I recently read this year’s Hugo-winning novel, Michael Chabon’s The Yiddish Policemen’s Union. (Getting it sent to my local branch library from Malmö cost me one euro!) It’s a hard-boiled detective story set in an alternative present where Israel was squashed by irate Arab neighbours in 1948 and much of the world’s surviving Jewry ended up in a small reservation in south-west Alaska. An exciting read, and very lyrically written. Full of badass Hasidic gangstas.
One detail in the story was so silly that I had to look it up. And whaddya know — eruvin are real.
There are a lot of things orthodox Jews are not allowed to do outside their homes on the Sabbath. This is inconvenient, and so they have come up with a way of temporarily re-defining “home”. Explains Wikipedia:
A community eruv (Hebrew: ערוב, “mixture”, also transliterated as eiruv or erub, plural: eruvin) refers to the legal aggregation or “mixture” under Jewish religious property law of separate parcels of property meeting certain requirements into a single parcel held in common by all the holders of the original parcels, which enables Jews who observe the traditional rules concerning sabbath to carry children and belongings anywhere within the jointly held property without transgressing the prohibition against carrying a burden across a property line on the Jewish sabbath. The legal aggregation is set up to have effect on the sabbath day only; on other days of the week ordinary property ownership applies. A valid aggregation has a number of requirements including an agreement among the property-holders and an aggregation ritual.One of the requirements of a valid aggregation is that all the parcels must lie within a chatzer, or walled courtyard. For this reason, this type of aggregation is more properly known as an eruv chatzerot (Hebrew: ערוב חצרות), an “aggregation of courtyards,” to distinguish it from other types of rabbinically-ordained mixture procedures which also have the name eruv.

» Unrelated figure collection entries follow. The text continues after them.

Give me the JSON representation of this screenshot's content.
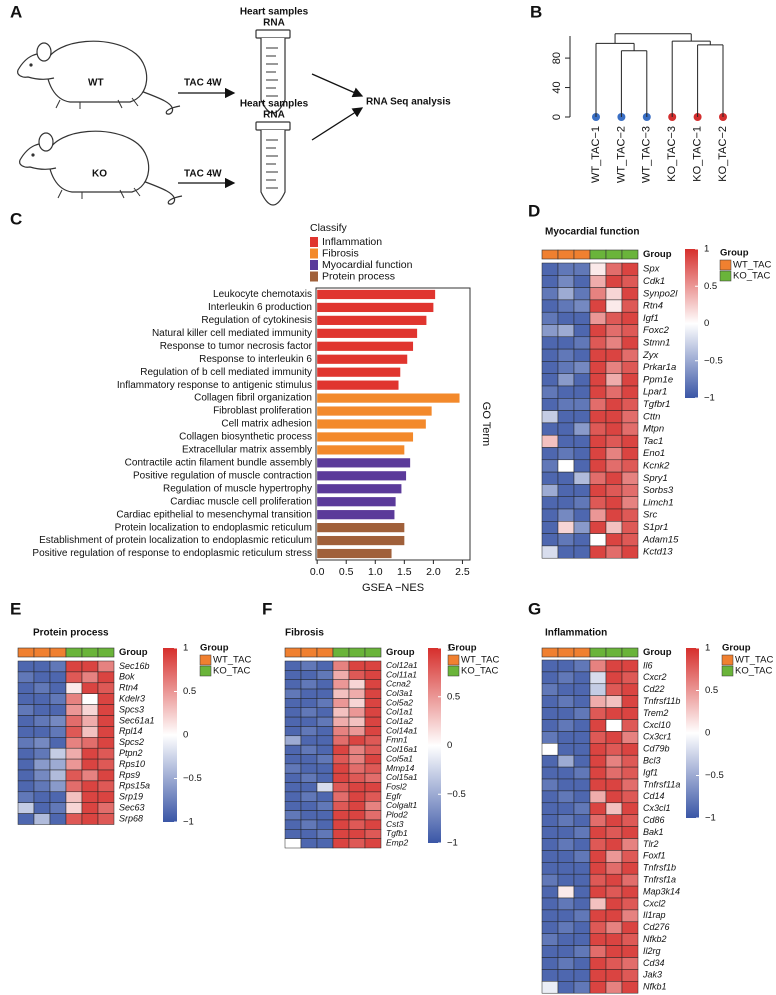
{
  "diagram": {
    "panel": "A",
    "groups": [
      {
        "name": "WT",
        "treatment": "TAC 4W",
        "sample": [
          "Heart samples",
          "RNA"
        ]
      },
      {
        "name": "KO",
        "treatment": "TAC 4W",
        "sample": [
          "Heart samples",
          "RNA"
        ]
      }
    ],
    "result": "RNA Seq analysis"
  },
  "chart_data": [
    {
      "type": "dendrogram",
      "panel": "B",
      "ylim": [
        0,
        110
      ],
      "yticks": [
        0,
        40,
        80
      ],
      "tree": {
        "height": 113,
        "children": [
          {
            "height": 100,
            "children": [
              {
                "name": "WT_TAC−1",
                "color": "#3a6fc4"
              },
              {
                "height": 90,
                "children": [
                  {
                    "name": "WT_TAC−2",
                    "color": "#3a6fc4"
                  },
                  {
                    "name": "WT_TAC−3",
                    "color": "#3a6fc4"
                  }
                ]
              }
            ]
          },
          {
            "height": 103,
            "children": [
              {
                "name": "KO_TAC−3",
                "color": "#d32f2f"
              },
              {
                "height": 98,
                "children": [
                  {
                    "name": "KO_TAC−1",
                    "color": "#d32f2f"
                  },
                  {
                    "name": "KO_TAC−2",
                    "color": "#d32f2f"
                  }
                ]
              }
            ]
          }
        ]
      }
    },
    {
      "type": "bar",
      "panel": "C",
      "legend_title": "Classify",
      "xlabel": "GSEA −NES",
      "ylabel": "GO Term",
      "xlim": [
        -0.02,
        2.63
      ],
      "xticks": [
        {
          "value": 0,
          "label": "0.0"
        },
        0.5,
        {
          "value": 1,
          "label": "1.0"
        },
        1.5,
        {
          "value": 2,
          "label": "2.0"
        },
        2.5
      ],
      "series": [
        {
          "name": "Inflammation",
          "color": "#e0352f",
          "categories": [
            "Leukocyte chemotaxis",
            "Interleukin 6 production",
            "Regulation of cytokinesis",
            "Natural killer cell mediated immunity",
            "Response to tumor necrosis factor",
            "Response to interleukin 6",
            "Regulation of b cell mediated immunity",
            "Inflammatory response to antigenic stimulus"
          ],
          "values": [
            2.03,
            2.0,
            1.88,
            1.72,
            1.65,
            1.55,
            1.43,
            1.4
          ]
        },
        {
          "name": "Fibrosis",
          "color": "#f3892b",
          "categories": [
            "Collagen fibril organization",
            "Fibroblast proliferation",
            "Cell matrix adhesion",
            "Collagen biosynthetic process",
            "Extracellular matrix assembly"
          ],
          "values": [
            2.45,
            1.97,
            1.87,
            1.65,
            1.5
          ]
        },
        {
          "name": "Myocardial function",
          "color": "#5b3a9a",
          "categories": [
            "Contractile actin filament bundle assembly",
            "Positive regulation of muscle contraction",
            "Regulation of muscle hypertrophy",
            "Cardiac muscle cell proliferation",
            "Cardiac epithelial to mesenchymal transition"
          ],
          "values": [
            1.6,
            1.53,
            1.45,
            1.35,
            1.33
          ]
        },
        {
          "name": "Protein process",
          "color": "#a0603a",
          "categories": [
            "Protein localization to endoplasmic reticulum",
            "Establishment of protein localization to endoplasmic reticulum",
            "Positive regulation of response to endoplasmic reticulum stress"
          ],
          "values": [
            1.5,
            1.5,
            1.28
          ]
        }
      ]
    },
    {
      "type": "heatmap",
      "panel": "D",
      "title": "Myocardial function",
      "annotation_label": "Group",
      "legend_title": "Group",
      "groups": [
        {
          "name": "WT_TAC",
          "color": "#f08030",
          "columns": 3
        },
        {
          "name": "KO_TAC",
          "color": "#6ab43a",
          "columns": 3
        }
      ],
      "clim": [
        -1,
        1
      ],
      "colors": [
        "#3a56a6",
        "#ffffff",
        "#d62f2c"
      ],
      "cticks": [
        1,
        0.5,
        0,
        {
          "value": -0.5,
          "label": "−0.5"
        },
        {
          "value": -1,
          "label": "−1"
        }
      ],
      "rows": [
        "Spx",
        "Cdk1",
        "Synpo2l",
        "Rtn4",
        "Igf1",
        "Foxc2",
        "Stmn1",
        "Zyx",
        "Prkar1a",
        "Ppm1e",
        "Lpar1",
        "Tgfbr1",
        "Cttn",
        "Mtpn",
        "Tac1",
        "Eno1",
        "Kcnk2",
        "Spry1",
        "Sorbs3",
        "Limch1",
        "Src",
        "S1pr1",
        "Adam15",
        "Kctd13"
      ],
      "values": [
        [
          -0.9,
          -0.8,
          -0.8,
          0.1,
          0.7,
          0.9
        ],
        [
          -0.9,
          -0.7,
          -0.9,
          0.4,
          0.9,
          0.8
        ],
        [
          -0.8,
          -0.5,
          -0.8,
          0.6,
          0.2,
          0.9
        ],
        [
          -0.9,
          -0.8,
          -0.7,
          0.9,
          0.1,
          0.8
        ],
        [
          -0.8,
          -0.9,
          -0.9,
          0.5,
          0.8,
          0.9
        ],
        [
          -0.6,
          -0.5,
          -0.9,
          0.9,
          0.7,
          0.8
        ],
        [
          -0.9,
          -0.9,
          -0.8,
          0.8,
          0.6,
          0.9
        ],
        [
          -0.9,
          -0.8,
          -0.9,
          0.9,
          0.9,
          0.7
        ],
        [
          -0.9,
          -0.8,
          -0.7,
          0.9,
          0.6,
          0.8
        ],
        [
          -0.9,
          -0.6,
          -0.9,
          0.9,
          0.4,
          0.9
        ],
        [
          -0.8,
          -0.9,
          -0.9,
          0.9,
          0.7,
          0.9
        ],
        [
          -0.9,
          -0.8,
          -0.8,
          0.7,
          0.9,
          0.8
        ],
        [
          -0.3,
          -0.9,
          -0.9,
          0.9,
          0.9,
          0.7
        ],
        [
          -0.9,
          -0.9,
          -0.6,
          0.8,
          0.9,
          0.7
        ],
        [
          0.3,
          -0.9,
          -0.9,
          0.9,
          0.8,
          0.9
        ],
        [
          -0.9,
          -0.8,
          -0.9,
          0.9,
          0.6,
          0.9
        ],
        [
          -0.8,
          0.0,
          -0.9,
          0.9,
          0.7,
          0.8
        ],
        [
          -0.9,
          -0.9,
          -0.4,
          0.7,
          0.9,
          0.6
        ],
        [
          -0.5,
          -0.9,
          -0.9,
          0.9,
          0.8,
          0.7
        ],
        [
          -0.9,
          -0.9,
          -0.8,
          0.8,
          0.9,
          0.6
        ],
        [
          -0.9,
          -0.7,
          -0.9,
          0.5,
          0.9,
          0.8
        ],
        [
          -0.9,
          0.2,
          -0.6,
          0.9,
          0.3,
          0.8
        ],
        [
          -0.9,
          -0.8,
          -0.9,
          0.0,
          0.9,
          0.8
        ],
        [
          -0.2,
          -0.9,
          -0.9,
          0.9,
          0.7,
          0.9
        ]
      ]
    },
    {
      "type": "heatmap",
      "panel": "E",
      "title": "Protein process",
      "annotation_label": "Group",
      "legend_title": "Group",
      "groups": [
        {
          "name": "WT_TAC",
          "color": "#f08030",
          "columns": 3
        },
        {
          "name": "KO_TAC",
          "color": "#6ab43a",
          "columns": 3
        }
      ],
      "clim": [
        -1,
        1
      ],
      "colors": [
        "#3a56a6",
        "#ffffff",
        "#d62f2c"
      ],
      "cticks": [
        1,
        0.5,
        0,
        {
          "value": -0.5,
          "label": "−0.5"
        },
        {
          "value": -1,
          "label": "−1"
        }
      ],
      "rows": [
        "Sec16b",
        "Bok",
        "Rtn4",
        "Kdelr3",
        "Spcs3",
        "Sec61a1",
        "Rpl14",
        "Spcs2",
        "Ptpn2",
        "Rps10",
        "Rps9",
        "Rps15a",
        "Srp19",
        "Sec63",
        "Srp68"
      ],
      "values": [
        [
          -0.9,
          -0.9,
          -0.8,
          0.9,
          0.9,
          0.6
        ],
        [
          -0.8,
          -0.9,
          -0.9,
          0.8,
          0.6,
          0.9
        ],
        [
          -0.9,
          -0.8,
          -0.9,
          0.1,
          0.9,
          0.8
        ],
        [
          -0.9,
          -0.9,
          -0.8,
          0.6,
          0.0,
          0.9
        ],
        [
          -0.8,
          -0.9,
          -0.9,
          0.5,
          0.2,
          0.9
        ],
        [
          -0.9,
          -0.8,
          -0.7,
          0.7,
          0.4,
          0.9
        ],
        [
          -0.9,
          -0.9,
          -0.8,
          0.8,
          0.3,
          0.9
        ],
        [
          -0.8,
          -0.7,
          -0.9,
          0.6,
          0.7,
          0.9
        ],
        [
          -0.9,
          -0.8,
          -0.3,
          0.4,
          0.9,
          0.8
        ],
        [
          -0.9,
          -0.6,
          -0.5,
          0.5,
          0.9,
          0.8
        ],
        [
          -0.9,
          -0.7,
          -0.4,
          0.8,
          0.6,
          0.9
        ],
        [
          -0.9,
          -0.8,
          -0.6,
          0.7,
          0.9,
          0.8
        ],
        [
          -0.8,
          -0.9,
          -0.9,
          0.3,
          0.9,
          0.9
        ],
        [
          -0.3,
          -0.9,
          -0.8,
          0.2,
          0.9,
          0.7
        ],
        [
          -0.9,
          -0.4,
          -0.9,
          0.8,
          0.9,
          0.8
        ]
      ]
    },
    {
      "type": "heatmap",
      "panel": "F",
      "title": "Fibrosis",
      "annotation_label": "Group",
      "legend_title": "Group",
      "groups": [
        {
          "name": "WT_TAC",
          "color": "#f08030",
          "columns": 3
        },
        {
          "name": "KO_TAC",
          "color": "#6ab43a",
          "columns": 3
        }
      ],
      "clim": [
        -1,
        1
      ],
      "colors": [
        "#3a56a6",
        "#ffffff",
        "#d62f2c"
      ],
      "cticks": [
        1,
        0.5,
        0,
        {
          "value": -0.5,
          "label": "−0.5"
        },
        {
          "value": -1,
          "label": "−1"
        }
      ],
      "rows": [
        "Col12a1",
        "Col11a1",
        "Ccna2",
        "Col3a1",
        "Col5a2",
        "Col1a1",
        "Col1a2",
        "Col14a1",
        "Fmn1",
        "Col16a1",
        "Col5a1",
        "Mmp14",
        "Col15a1",
        "Fosl2",
        "Egfr",
        "Colgalt1",
        "Plod2",
        "Cst3",
        "Tgfb1",
        "Emp2"
      ],
      "values": [
        [
          -0.9,
          -0.8,
          -0.9,
          0.6,
          0.9,
          0.9
        ],
        [
          -0.9,
          -0.9,
          -0.8,
          0.4,
          0.8,
          0.9
        ],
        [
          -0.9,
          -0.8,
          -0.9,
          0.5,
          0.2,
          0.9
        ],
        [
          -0.8,
          -0.9,
          -0.9,
          0.3,
          0.4,
          0.9
        ],
        [
          -0.9,
          -0.9,
          -0.8,
          0.5,
          0.2,
          0.9
        ],
        [
          -0.9,
          -0.8,
          -0.9,
          0.3,
          0.5,
          0.9
        ],
        [
          -0.9,
          -0.9,
          -0.8,
          0.4,
          0.3,
          0.9
        ],
        [
          -0.9,
          -0.8,
          -0.9,
          0.6,
          0.5,
          0.9
        ],
        [
          -0.5,
          -0.9,
          -0.9,
          0.7,
          0.9,
          0.8
        ],
        [
          -0.9,
          -0.8,
          -0.9,
          0.9,
          0.6,
          0.8
        ],
        [
          -0.9,
          -0.9,
          -0.8,
          0.8,
          0.6,
          0.9
        ],
        [
          -0.8,
          -0.9,
          -0.9,
          0.9,
          0.7,
          0.8
        ],
        [
          -0.9,
          -0.8,
          -0.9,
          0.9,
          0.8,
          0.7
        ],
        [
          -0.9,
          -0.9,
          -0.2,
          0.8,
          0.9,
          0.9
        ],
        [
          -0.9,
          -0.8,
          -0.9,
          0.7,
          0.9,
          0.8
        ],
        [
          -0.9,
          -0.9,
          -0.8,
          0.8,
          0.9,
          0.6
        ],
        [
          -0.8,
          -0.9,
          -0.9,
          0.9,
          0.9,
          0.7
        ],
        [
          -0.9,
          -0.8,
          -0.9,
          0.9,
          0.8,
          0.9
        ],
        [
          -0.9,
          -0.9,
          -0.8,
          0.9,
          0.9,
          0.8
        ],
        [
          0.0,
          -0.9,
          -0.9,
          0.9,
          0.8,
          0.9
        ]
      ]
    },
    {
      "type": "heatmap",
      "panel": "G",
      "title": "Inflammation",
      "annotation_label": "Group",
      "legend_title": "Group",
      "groups": [
        {
          "name": "WT_TAC",
          "color": "#f08030",
          "columns": 3
        },
        {
          "name": "KO_TAC",
          "color": "#6ab43a",
          "columns": 3
        }
      ],
      "clim": [
        -1,
        1
      ],
      "colors": [
        "#3a56a6",
        "#ffffff",
        "#d62f2c"
      ],
      "cticks": [
        1,
        0.5,
        0,
        {
          "value": -0.5,
          "label": "−0.5"
        },
        {
          "value": -1,
          "label": "−1"
        }
      ],
      "rows": [
        "Il6",
        "Cxcr2",
        "Cd22",
        "Tnfrsf11b",
        "Trem2",
        "Cxcl10",
        "Cx3cr1",
        "Cd79b",
        "Bcl3",
        "Igf1",
        "Tnfrsf11a",
        "Cd14",
        "Cx3cl1",
        "Cd86",
        "Bak1",
        "Tlr2",
        "Foxf1",
        "Tnfrsf1b",
        "Tnfrsf1a",
        "Map3k14",
        "Cxcl2",
        "Il1rap",
        "Cd276",
        "Nfkb2",
        "Il2rg",
        "Cd34",
        "Jak3",
        "Nfkb1"
      ],
      "values": [
        [
          -0.9,
          -0.9,
          -0.8,
          0.6,
          0.9,
          0.9
        ],
        [
          -0.9,
          -0.8,
          -0.9,
          -0.2,
          0.9,
          0.8
        ],
        [
          -0.8,
          -0.9,
          -0.9,
          -0.3,
          0.8,
          0.9
        ],
        [
          -0.9,
          -0.8,
          -0.9,
          0.4,
          0.3,
          0.9
        ],
        [
          -0.9,
          -0.9,
          -0.8,
          0.8,
          0.9,
          0.9
        ],
        [
          -0.9,
          -0.8,
          -0.9,
          0.9,
          0.0,
          0.8
        ],
        [
          -0.8,
          -0.9,
          -0.9,
          0.8,
          0.9,
          0.6
        ],
        [
          0.0,
          -0.9,
          -0.9,
          0.9,
          0.8,
          0.9
        ],
        [
          -0.9,
          -0.5,
          -0.9,
          0.9,
          0.6,
          0.8
        ],
        [
          -0.9,
          -0.9,
          -0.8,
          0.9,
          0.7,
          0.8
        ],
        [
          -0.8,
          -0.9,
          -0.9,
          0.9,
          0.9,
          0.7
        ],
        [
          -0.9,
          -0.8,
          -0.9,
          0.4,
          0.9,
          0.8
        ],
        [
          -0.9,
          -0.9,
          -0.8,
          0.9,
          0.3,
          0.9
        ],
        [
          -0.9,
          -0.8,
          -0.9,
          0.7,
          0.9,
          0.8
        ],
        [
          -0.9,
          -0.9,
          -0.8,
          0.9,
          0.8,
          0.9
        ],
        [
          -0.9,
          -0.8,
          -0.9,
          0.8,
          0.9,
          0.6
        ],
        [
          -0.9,
          -0.9,
          -0.8,
          0.9,
          0.5,
          0.8
        ],
        [
          -0.9,
          -0.9,
          -0.9,
          0.9,
          0.7,
          0.9
        ],
        [
          -0.8,
          -0.9,
          -0.9,
          0.8,
          0.9,
          0.7
        ],
        [
          -0.9,
          0.1,
          -0.9,
          0.9,
          0.8,
          0.9
        ],
        [
          -0.9,
          -0.8,
          -0.9,
          0.3,
          0.9,
          0.8
        ],
        [
          -0.9,
          -0.9,
          -0.8,
          0.9,
          0.9,
          0.6
        ],
        [
          -0.9,
          -0.8,
          -0.9,
          0.8,
          0.6,
          0.9
        ],
        [
          -0.8,
          -0.9,
          -0.9,
          0.9,
          0.9,
          0.8
        ],
        [
          -0.9,
          -0.9,
          -0.8,
          0.7,
          0.9,
          0.9
        ],
        [
          -0.9,
          -0.8,
          -0.9,
          0.9,
          0.8,
          0.7
        ],
        [
          -0.9,
          -0.9,
          -0.9,
          0.9,
          0.9,
          0.8
        ],
        [
          -0.1,
          -0.9,
          -0.8,
          0.9,
          0.6,
          0.9
        ]
      ]
    }
  ]
}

In modern times, when housing is not typically organized into walled courtyards, rabbinic interpretation has permitted this requirement to be met by creating a continuous wall or fence, real or symbolic, surrounding the area to be aggregated. The fence is required to have certain properties and consist of structural elements such as walls or doorframes. When the fence is symbolic, the structural elements are often symbolic “doorframes” made of wire, with two vertical wires (often connected to utility poles) and one horizontal wire on top connecting them (often using utility wires). The use of symbolic elements permits an eruv to make use of utility poles and the like to enclose an entire neighborhood of a modern city within the legal aggregation.